What’s your business story? Are you sharing it? If not, why not? How can I help you craft your business story?
Why You Love Lists
Do I love lists just because am anal retentive? Do I love lists because I am OCD about things? Do I love a good list because I have a crappy memory? I think you can add a “yes” to each of those questions. It’s not just me though! There is a reason why you love lists and why I love lists. I wasn’t looking for validation… really, I wasn’t! Um, it’s been scientifically proven that our brains thrive in list-making mode; in case you were wondering.

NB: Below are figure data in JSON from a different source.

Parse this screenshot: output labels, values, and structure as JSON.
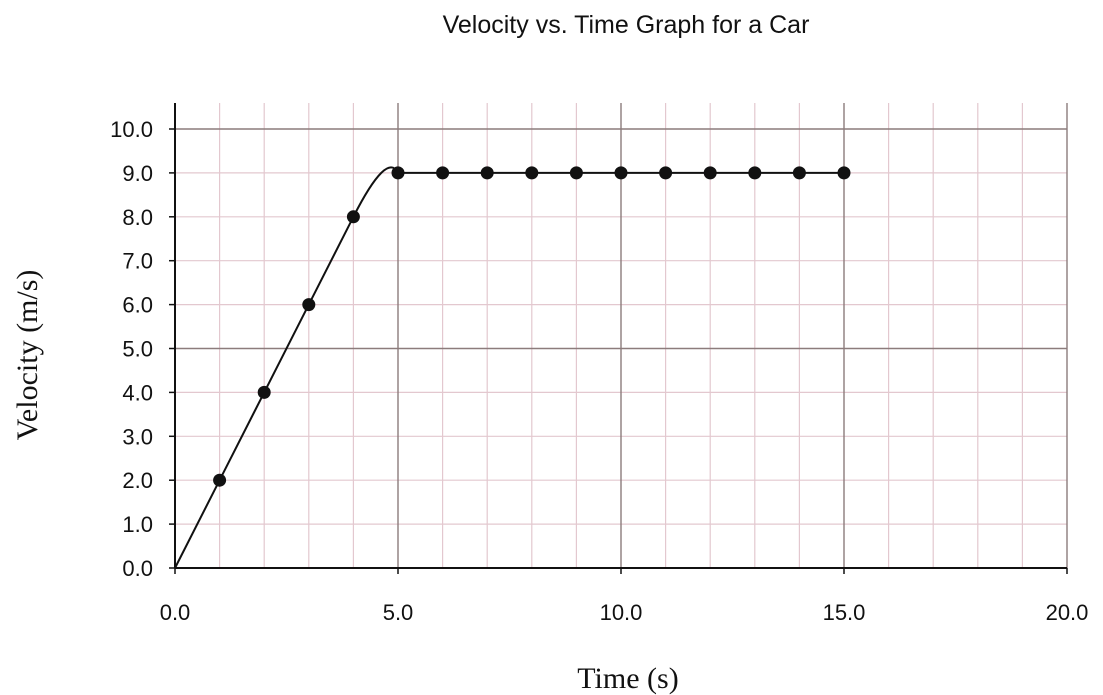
{
  "chart_data": {
    "type": "line",
    "title": "Velocity vs. Time Graph for a Car",
    "xlabel": "Time (s)",
    "ylabel": "Velocity (m/s)",
    "xlim": [
      0,
      20
    ],
    "ylim": [
      0,
      10
    ],
    "x_ticks": [
      "0.0",
      "5.0",
      "10.0",
      "15.0",
      "20.0"
    ],
    "y_ticks": [
      "0.0",
      "1.0",
      "2.0",
      "3.0",
      "4.0",
      "5.0",
      "6.0",
      "7.0",
      "8.0",
      "9.0",
      "10.0"
    ],
    "grid": true,
    "curve": {
      "x": [
        0,
        1,
        2,
        3,
        4,
        4.5,
        5,
        6,
        7,
        8,
        9,
        10,
        11,
        12,
        13,
        14,
        15
      ],
      "y": [
        0,
        2,
        4,
        6,
        8,
        8.8,
        9,
        9,
        9,
        9,
        9,
        9,
        9,
        9,
        9,
        9,
        9
      ]
    },
    "points": {
      "x": [
        1,
        2,
        3,
        4,
        5,
        6,
        7,
        8,
        9,
        10,
        11,
        12,
        13,
        14,
        15
      ],
      "y": [
        2,
        4,
        6,
        8,
        9,
        9,
        9,
        9,
        9,
        9,
        9,
        9,
        9,
        9,
        9
      ]
    },
    "colors": {
      "minor_grid": "#e3c8cf",
      "major_grid": "#8c7c7c",
      "line": "#111111",
      "marker": "#111111"
    }
  }
}
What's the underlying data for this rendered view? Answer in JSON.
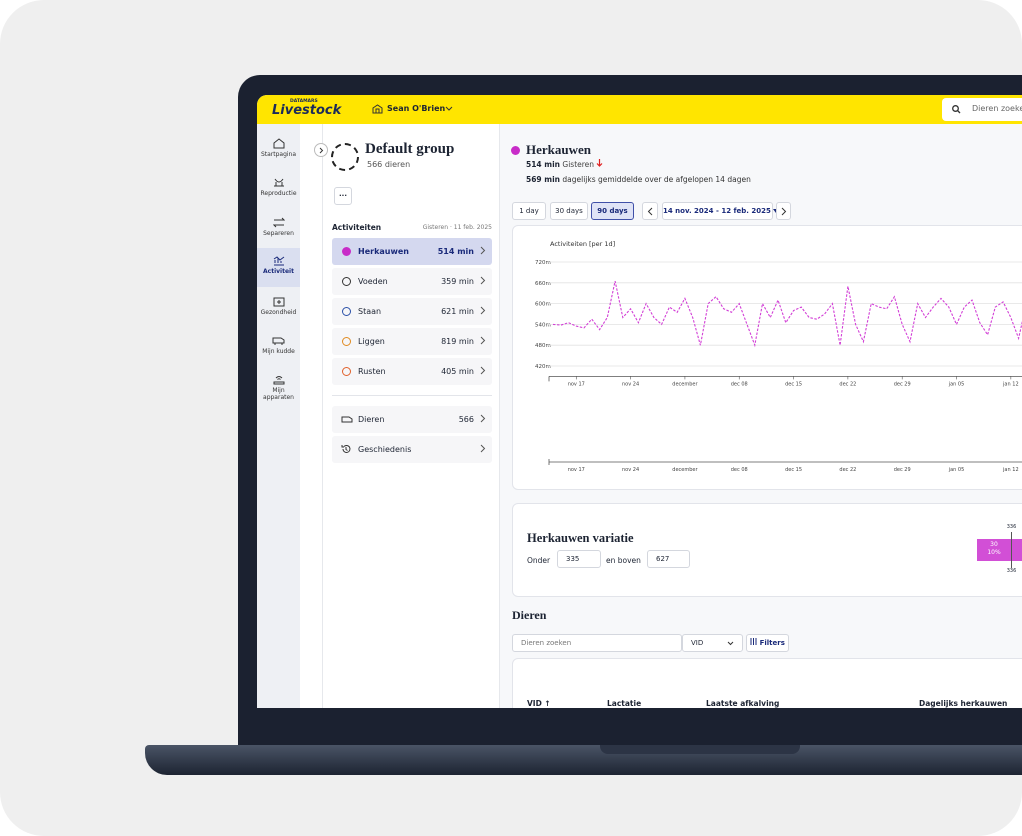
{
  "header": {
    "brand_top": "DATAMARS",
    "brand": "Livestock",
    "user": "Sean O'Brien",
    "search": "Dieren zoeken"
  },
  "nav": [
    "Startpagina",
    "Reproductie",
    "Separeren",
    "Activiteit",
    "Gezondheid",
    "Mijn kudde",
    "Mijn apparaten"
  ],
  "group": {
    "title": "Default group",
    "count": "566 dieren",
    "menu": "···"
  },
  "activities": {
    "title": "Activiteiten",
    "date": "Gisteren · 11 feb. 2025",
    "items": [
      {
        "label": "Herkauwen",
        "value": "514 min"
      },
      {
        "label": "Voeden",
        "value": "359 min"
      },
      {
        "label": "Staan",
        "value": "621 min"
      },
      {
        "label": "Liggen",
        "value": "819 min"
      },
      {
        "label": "Rusten",
        "value": "405 min"
      }
    ]
  },
  "links": [
    {
      "label": "Dieren",
      "value": "566"
    },
    {
      "label": "Geschiedenis"
    }
  ],
  "detail": {
    "title": "Herkauwen",
    "today_value": "514 min",
    "today_label": "Gisteren",
    "avg_value": "569 min",
    "avg_label": "dagelijks gemiddelde over de afgelopen 14 dagen",
    "ranges": [
      "1 day",
      "30 days",
      "90 days"
    ],
    "date_range": "14 nov. 2024 - 12 feb. 2025"
  },
  "chart_data": {
    "type": "line",
    "title": "Activiteiten [per 1d]",
    "color": "#d23fd6",
    "line_style": "dashed",
    "grid": true,
    "categories": [
      null,
      null,
      null,
      "nov 17",
      null,
      null,
      null,
      null,
      null,
      null,
      "nov 24",
      null,
      null,
      null,
      null,
      null,
      null,
      "december",
      null,
      null,
      null,
      null,
      null,
      null,
      "dec 08",
      null,
      null,
      null,
      null,
      null,
      null,
      "dec 15",
      null,
      null,
      null,
      null,
      null,
      null,
      "dec 22",
      null,
      null,
      null,
      null,
      null,
      null,
      "dec 29",
      null,
      null,
      null,
      null,
      null,
      null,
      "jan 05",
      null,
      null,
      null,
      null,
      null,
      null,
      "jan 12",
      null,
      null
    ],
    "values": [
      540,
      538,
      545,
      535,
      530,
      555,
      525,
      560,
      665,
      560,
      585,
      545,
      600,
      560,
      540,
      590,
      575,
      615,
      560,
      480,
      600,
      620,
      585,
      575,
      600,
      540,
      480,
      600,
      560,
      610,
      545,
      580,
      590,
      560,
      555,
      570,
      600,
      480,
      650,
      540,
      490,
      600,
      590,
      585,
      620,
      540,
      490,
      600,
      560,
      590,
      615,
      590,
      540,
      590,
      610,
      545,
      510,
      590,
      605,
      560,
      500,
      600
    ],
    "ylim": [
      390,
      720
    ],
    "yticks": [
      {
        "value": 420,
        "label": "420m"
      },
      {
        "value": 480,
        "label": "480m"
      },
      {
        "value": 540,
        "label": "540m"
      },
      {
        "value": 600,
        "label": "600m"
      },
      {
        "value": 660,
        "label": "660m"
      },
      {
        "value": 720,
        "label": "720m"
      }
    ]
  },
  "variation": {
    "title": "Herkauwen variatie",
    "below_label": "Onder",
    "below": "335",
    "above_label": "en boven",
    "above": "627",
    "bar_top": "336",
    "bar_value": "30",
    "bar_pct": "10%",
    "bar_bottom": "336"
  },
  "animals": {
    "title": "Dieren",
    "search": "Dieren zoeken",
    "id_select": "VID",
    "filters": "Filters",
    "columns": [
      "VID ↑",
      "Lactatie",
      "Laatste afkalving",
      "Dagelijks herkauwen"
    ]
  }
}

Even though I didn’t need validation, here is my list (you know that was coming, right?) of why you love lists!
A list will help you:
- Process information
- Make recall and understanding easier
- Get you organized
- Prioritize tasks and goals
- Make sense of information and better handle information overload
- Reduce stress
- Enhance focus
- Keep track of goals met
- Keep track of steps still needing to be done to meet a goal
- Beat procrastination
- Get organized
Which of the items on the list (there may be more than one) would you like to gain control over? Have you thought about writing it down on a list? If you’re working from a to-do list in your head, I’ll bet you feel overwhelmed and aren’t quite certain where you are in the process of completing a task, right? I believe in “writing it down to get it done” and I urge you to start writing items down that you feel are priorities.
If you aren’t sure what your priorities are, write down EVERYthing you need to do. Once it’s all written down it will be easier to prioritize.
Not a list maker? Wondering what to put on a list? Here is my top fifty favorite lists. Enjoy!
- Books to read
- Places to visit
- Research for my Appalachian Trail trip
- Trails in the Thousand Islands to walk the dogs
- Five-year goals
- Conferences and networking events to attend
- Classes to take
- Daily to-dos
- Weekly routines
- Doctor visits
- People who inspire me
- Items I am grateful and thankful for
- Podcasts to listen to
- Fitness tracker goals
- Recipes I want to make
- Quotes I love
- Boredom beaters
- Spending log
- Packing checklist
- Historical items about my parents I want to remember
- Schedule for being at the River House
- Client deadlines for projects
- My writing deadlines for books and blog posts
- Fun, free activities
- If I have to cook, what are the top items that are my go-tos
- Favorite movies
- Staycation ideas
- Financial goals
- Favorite memories with Alexa and Nicholas
- Life goals
- Business goals
- Things I like about myself (sometimes I need a reminder)
- Projects I have completed
- Crochet projects I want to try
- Crochet projects I have finished
- Food log
- Not-to-do list
- Grocery shopping list
- Prioritize projects for River House
- Pet birthdays
- Holiday plans with family
- Finding ways to live with less
- Items I can get rid of
- Fun things I want to try
- Ten year goals
- Compliments I’ve received
- My blessings
What would you add to the list? Are you feeling inspired to make your own list? I can guarantee it will help remove stress if you do!